Dans un autre ordre d’idée, et en attendant un commentaire exhaustif de notre Webmestre de la décision de Mr Saurel ( Fin du tout Tramway – Priorité au piéton )
( Je pense qu’on peut commander la couronne pour la L5 …)
La L4 ( encore incomplète – mais en travaux ) pourrait trouver un apport de fréquentation, dans ses 2 sens d’ailleurs, avec ceci :
Le bus pour aller à Palavas ?
Dans la suite logique de la fin du tout tramway désormais proclamée, et malgré une annonce faite fin septembre (!) d’un possible tramway vers Palavas, et donc la mer, Philippe Saurel reprend l’idée de dessertes en bus. Tout en mettant un coup de pression sur le Département.
« Si Hérault Transport positionne une ligne de bus régulière Montpellier-Palavas nous mettrons, nous Agglo, les moyens pour organiser une station digne de ce nom derrière la médiathèque Garcia-Lorca, sur la place des Prés-d’Arènes. » Isabelle Gianiel, vice-présidente de l’Agglo déléguée au transport, complète : « Il y a quelques dizaines de milliers d’euros d’investissement à prévoir pour aménager quais et voies. »
Bonjour Roman,
MmM vous le confirmera, mais l’aménagement d’une station à la hauteur de la médiathèque Garcia-Lorca ne pourra pas se faire en 2015 dans la mesure où la ligne 4 de tramway ne fonctionnera pas une partie de l’été, saison au cours de laquelle il est prévu de placer des aiguillages place Albert 1er, boulevard du Jeu-de-Paume à la hauteur de la rue André-Michel, place Edouard-Adam et à proximité de la station « Garcia Lorca », dans le cadre du bouclage de cette même ligne. Et même si un navette bus est créée pour remplacer temporairement le tramway avec une éventuelle correspondance avec les autobus Hérault Transport à Garcia Lorca, il sera toujours plus pratique d’aller à la mer en 2015 et les années suivantes en descendant au terminus « Pérols – Etang de l’Or » de la ligne 3 de tramway ou de s’y rendre à vélo par la piste cyclable qui longe le Lez et qui emprunte aussi l’ancienne plateforme du Petit Train de Palavas.
Edouard Paris
Encore une fausse piste donc…
Je maintiens mon Idée de base :
créer des « antennes » à partir des lignes existantes = moins cher !
– Universités => Campus…
– Saint Denis ==> Ovalie… via Av. Clemenceau / Av. Toulouse si ça doit calmer l’ARFA
– Saint Jean de Vedas ( Le Sec / A 75 ) vers l’Ouest…

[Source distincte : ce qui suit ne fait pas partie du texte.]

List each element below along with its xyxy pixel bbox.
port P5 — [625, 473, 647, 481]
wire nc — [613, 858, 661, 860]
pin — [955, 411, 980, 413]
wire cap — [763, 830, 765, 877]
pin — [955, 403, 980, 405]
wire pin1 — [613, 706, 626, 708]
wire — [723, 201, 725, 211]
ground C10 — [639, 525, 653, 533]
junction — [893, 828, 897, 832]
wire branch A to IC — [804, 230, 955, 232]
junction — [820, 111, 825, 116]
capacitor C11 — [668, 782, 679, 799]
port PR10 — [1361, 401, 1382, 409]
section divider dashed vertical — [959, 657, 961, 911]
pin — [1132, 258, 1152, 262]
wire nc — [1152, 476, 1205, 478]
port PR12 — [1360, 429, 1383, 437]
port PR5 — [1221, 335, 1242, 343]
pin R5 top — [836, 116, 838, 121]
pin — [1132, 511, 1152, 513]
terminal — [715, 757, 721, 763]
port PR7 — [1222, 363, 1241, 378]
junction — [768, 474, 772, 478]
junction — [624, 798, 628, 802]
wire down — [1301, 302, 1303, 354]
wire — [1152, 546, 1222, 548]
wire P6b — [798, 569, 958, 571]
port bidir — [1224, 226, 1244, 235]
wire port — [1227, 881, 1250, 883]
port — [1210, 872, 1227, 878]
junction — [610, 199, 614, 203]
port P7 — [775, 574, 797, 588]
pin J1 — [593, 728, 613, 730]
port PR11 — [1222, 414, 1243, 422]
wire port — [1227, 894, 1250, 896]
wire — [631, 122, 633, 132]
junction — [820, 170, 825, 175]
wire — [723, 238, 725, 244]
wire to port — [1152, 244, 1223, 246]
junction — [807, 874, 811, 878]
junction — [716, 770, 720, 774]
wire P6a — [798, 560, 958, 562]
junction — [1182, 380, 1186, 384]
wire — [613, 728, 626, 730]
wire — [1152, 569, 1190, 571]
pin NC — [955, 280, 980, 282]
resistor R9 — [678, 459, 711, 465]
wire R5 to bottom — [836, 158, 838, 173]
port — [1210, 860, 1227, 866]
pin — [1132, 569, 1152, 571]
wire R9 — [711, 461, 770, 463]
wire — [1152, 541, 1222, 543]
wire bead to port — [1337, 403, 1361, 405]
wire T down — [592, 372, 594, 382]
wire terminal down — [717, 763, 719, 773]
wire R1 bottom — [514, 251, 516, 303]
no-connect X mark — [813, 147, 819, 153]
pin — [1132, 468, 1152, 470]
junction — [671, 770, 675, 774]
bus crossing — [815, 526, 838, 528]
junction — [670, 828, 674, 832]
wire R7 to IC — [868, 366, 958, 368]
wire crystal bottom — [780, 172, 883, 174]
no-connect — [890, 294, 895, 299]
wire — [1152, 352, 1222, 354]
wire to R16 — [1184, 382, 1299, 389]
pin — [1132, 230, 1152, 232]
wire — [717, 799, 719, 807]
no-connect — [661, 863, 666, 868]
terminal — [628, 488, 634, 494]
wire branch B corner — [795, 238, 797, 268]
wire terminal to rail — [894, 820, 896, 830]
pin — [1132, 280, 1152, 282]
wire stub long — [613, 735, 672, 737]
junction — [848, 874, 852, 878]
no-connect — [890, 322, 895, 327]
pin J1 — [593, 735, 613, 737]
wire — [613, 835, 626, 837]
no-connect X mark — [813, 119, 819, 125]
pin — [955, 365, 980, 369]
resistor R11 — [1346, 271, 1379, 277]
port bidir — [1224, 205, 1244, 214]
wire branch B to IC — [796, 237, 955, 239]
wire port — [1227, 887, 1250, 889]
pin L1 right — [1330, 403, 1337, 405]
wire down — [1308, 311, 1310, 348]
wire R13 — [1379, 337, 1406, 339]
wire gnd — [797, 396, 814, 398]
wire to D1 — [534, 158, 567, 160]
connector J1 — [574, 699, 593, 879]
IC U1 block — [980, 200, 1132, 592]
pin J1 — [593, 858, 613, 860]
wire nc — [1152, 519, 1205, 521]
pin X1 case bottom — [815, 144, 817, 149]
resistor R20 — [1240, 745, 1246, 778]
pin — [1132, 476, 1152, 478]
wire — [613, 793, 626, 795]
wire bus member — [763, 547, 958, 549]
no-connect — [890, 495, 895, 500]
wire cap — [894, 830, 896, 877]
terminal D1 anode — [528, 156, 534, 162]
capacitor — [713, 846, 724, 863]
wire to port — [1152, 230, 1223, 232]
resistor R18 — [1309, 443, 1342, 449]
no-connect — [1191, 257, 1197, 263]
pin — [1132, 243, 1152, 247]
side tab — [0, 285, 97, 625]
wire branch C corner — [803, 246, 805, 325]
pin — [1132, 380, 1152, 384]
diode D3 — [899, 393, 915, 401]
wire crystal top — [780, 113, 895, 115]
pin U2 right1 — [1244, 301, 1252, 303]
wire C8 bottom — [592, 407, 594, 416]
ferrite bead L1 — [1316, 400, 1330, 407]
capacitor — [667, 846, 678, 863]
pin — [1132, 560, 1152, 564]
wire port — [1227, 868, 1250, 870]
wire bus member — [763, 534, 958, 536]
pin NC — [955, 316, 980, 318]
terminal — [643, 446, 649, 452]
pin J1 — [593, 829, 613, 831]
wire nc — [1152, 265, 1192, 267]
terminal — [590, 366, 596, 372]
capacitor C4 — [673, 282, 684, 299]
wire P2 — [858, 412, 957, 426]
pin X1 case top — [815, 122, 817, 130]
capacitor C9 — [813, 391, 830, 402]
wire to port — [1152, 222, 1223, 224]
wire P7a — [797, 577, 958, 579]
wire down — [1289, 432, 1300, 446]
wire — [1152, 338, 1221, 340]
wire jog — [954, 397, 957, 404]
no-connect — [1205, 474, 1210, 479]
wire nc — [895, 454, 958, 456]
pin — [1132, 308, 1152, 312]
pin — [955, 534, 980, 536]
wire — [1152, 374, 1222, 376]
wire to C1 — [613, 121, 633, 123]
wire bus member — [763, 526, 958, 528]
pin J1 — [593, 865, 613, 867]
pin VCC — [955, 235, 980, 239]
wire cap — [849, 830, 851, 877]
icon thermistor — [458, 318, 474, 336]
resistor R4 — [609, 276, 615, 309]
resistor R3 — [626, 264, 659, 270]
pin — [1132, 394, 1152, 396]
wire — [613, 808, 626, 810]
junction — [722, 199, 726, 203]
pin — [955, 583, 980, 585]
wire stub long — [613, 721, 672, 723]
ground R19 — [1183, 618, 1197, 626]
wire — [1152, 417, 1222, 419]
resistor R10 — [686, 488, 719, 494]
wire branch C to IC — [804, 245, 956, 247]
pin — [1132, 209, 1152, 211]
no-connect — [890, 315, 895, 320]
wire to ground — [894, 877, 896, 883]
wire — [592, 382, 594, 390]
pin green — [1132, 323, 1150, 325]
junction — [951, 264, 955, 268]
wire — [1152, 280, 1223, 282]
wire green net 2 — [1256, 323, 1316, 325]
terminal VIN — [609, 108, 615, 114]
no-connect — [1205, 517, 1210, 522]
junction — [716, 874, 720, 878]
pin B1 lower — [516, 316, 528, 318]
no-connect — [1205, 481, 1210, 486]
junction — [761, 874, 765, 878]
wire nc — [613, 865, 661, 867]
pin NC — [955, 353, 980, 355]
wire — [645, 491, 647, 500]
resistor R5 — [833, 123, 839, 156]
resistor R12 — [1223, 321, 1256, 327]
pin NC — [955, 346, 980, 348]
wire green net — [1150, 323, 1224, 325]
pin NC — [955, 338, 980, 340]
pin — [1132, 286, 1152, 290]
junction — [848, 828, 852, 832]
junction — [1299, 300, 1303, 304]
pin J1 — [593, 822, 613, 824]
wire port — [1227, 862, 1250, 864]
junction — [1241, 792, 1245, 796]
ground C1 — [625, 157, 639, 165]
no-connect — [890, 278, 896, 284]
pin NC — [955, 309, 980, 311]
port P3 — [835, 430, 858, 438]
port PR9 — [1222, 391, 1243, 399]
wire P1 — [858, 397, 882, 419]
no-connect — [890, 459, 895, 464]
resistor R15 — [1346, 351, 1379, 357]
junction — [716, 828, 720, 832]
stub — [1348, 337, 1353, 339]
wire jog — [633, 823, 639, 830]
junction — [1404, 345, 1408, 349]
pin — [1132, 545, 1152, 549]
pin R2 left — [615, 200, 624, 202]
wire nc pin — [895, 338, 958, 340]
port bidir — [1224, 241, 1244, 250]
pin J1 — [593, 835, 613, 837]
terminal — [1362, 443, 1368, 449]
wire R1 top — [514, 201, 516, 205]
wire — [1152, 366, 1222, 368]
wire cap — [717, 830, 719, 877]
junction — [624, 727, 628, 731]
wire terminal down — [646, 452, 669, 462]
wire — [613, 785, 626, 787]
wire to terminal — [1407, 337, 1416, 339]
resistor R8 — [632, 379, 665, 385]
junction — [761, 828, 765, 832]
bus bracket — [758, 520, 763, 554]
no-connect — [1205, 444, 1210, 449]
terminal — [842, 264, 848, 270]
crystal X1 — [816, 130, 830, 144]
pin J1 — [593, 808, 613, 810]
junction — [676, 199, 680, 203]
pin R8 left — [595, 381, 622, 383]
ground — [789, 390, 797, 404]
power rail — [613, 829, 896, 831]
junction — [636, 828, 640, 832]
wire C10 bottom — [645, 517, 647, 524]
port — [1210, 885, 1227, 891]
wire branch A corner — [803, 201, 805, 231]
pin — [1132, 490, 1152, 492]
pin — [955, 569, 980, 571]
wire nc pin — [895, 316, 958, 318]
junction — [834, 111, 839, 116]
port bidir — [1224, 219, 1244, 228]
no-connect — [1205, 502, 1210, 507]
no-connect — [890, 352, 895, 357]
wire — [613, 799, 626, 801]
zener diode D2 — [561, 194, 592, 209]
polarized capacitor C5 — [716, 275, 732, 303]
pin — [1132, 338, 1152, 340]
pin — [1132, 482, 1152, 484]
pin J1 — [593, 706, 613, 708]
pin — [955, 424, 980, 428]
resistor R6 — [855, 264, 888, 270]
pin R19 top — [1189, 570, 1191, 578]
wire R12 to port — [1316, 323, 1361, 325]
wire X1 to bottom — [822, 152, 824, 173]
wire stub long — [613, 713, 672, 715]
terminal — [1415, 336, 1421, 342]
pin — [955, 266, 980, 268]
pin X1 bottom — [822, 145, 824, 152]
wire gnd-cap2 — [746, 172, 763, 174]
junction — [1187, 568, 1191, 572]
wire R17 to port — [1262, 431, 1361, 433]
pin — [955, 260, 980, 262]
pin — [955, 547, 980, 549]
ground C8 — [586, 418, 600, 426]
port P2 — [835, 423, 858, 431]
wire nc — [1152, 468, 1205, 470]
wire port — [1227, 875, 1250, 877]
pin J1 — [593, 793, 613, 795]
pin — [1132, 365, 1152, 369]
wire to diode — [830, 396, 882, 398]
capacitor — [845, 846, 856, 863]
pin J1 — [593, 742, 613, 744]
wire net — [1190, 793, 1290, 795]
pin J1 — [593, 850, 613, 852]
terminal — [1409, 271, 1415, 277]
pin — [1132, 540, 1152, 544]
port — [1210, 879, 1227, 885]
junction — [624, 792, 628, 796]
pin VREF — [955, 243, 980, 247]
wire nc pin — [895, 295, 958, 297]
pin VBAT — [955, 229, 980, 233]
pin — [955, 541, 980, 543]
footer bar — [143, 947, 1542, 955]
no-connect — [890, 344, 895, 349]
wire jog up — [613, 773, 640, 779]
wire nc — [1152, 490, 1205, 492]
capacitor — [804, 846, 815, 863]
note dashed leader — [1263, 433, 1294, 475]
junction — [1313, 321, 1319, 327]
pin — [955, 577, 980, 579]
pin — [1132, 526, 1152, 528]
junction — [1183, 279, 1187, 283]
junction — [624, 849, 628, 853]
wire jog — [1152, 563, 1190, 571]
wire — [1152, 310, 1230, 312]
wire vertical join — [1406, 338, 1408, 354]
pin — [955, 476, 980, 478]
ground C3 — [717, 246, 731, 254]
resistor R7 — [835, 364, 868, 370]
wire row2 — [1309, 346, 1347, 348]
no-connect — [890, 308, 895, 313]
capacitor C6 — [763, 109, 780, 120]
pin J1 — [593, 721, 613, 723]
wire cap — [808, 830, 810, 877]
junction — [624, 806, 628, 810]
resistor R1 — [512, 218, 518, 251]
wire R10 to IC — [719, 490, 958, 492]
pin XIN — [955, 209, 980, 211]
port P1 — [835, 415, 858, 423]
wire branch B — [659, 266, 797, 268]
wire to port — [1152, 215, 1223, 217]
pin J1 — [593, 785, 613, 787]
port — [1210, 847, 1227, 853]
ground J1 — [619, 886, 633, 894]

– Sablassou vers Vendargues…
– etc……………………………………………………………….
– et pourquoi pas – en attendant – non plus un « Ring » – mais une « coquille » prolongeant la L4 jusqu’à Occitanie ( pas besoin de construire 1 ml de ligne )
Bonsoir Roman,
Concernant la « coquille », j’avais proposé cette idée le 20 octobre 2012.
Edouard Paris
En effet, je m’en souviens.
A défaut d’aller jusqu’à Occitanie, Universités serait aussi un bon compromis d’ailleurs.
Bonjour Roman,
Sauf qu’à Occitanie il existe une voie en tiroir où le conducteur peut passer d’une cabine à l’autre sans laisser sa rame en pleine voie.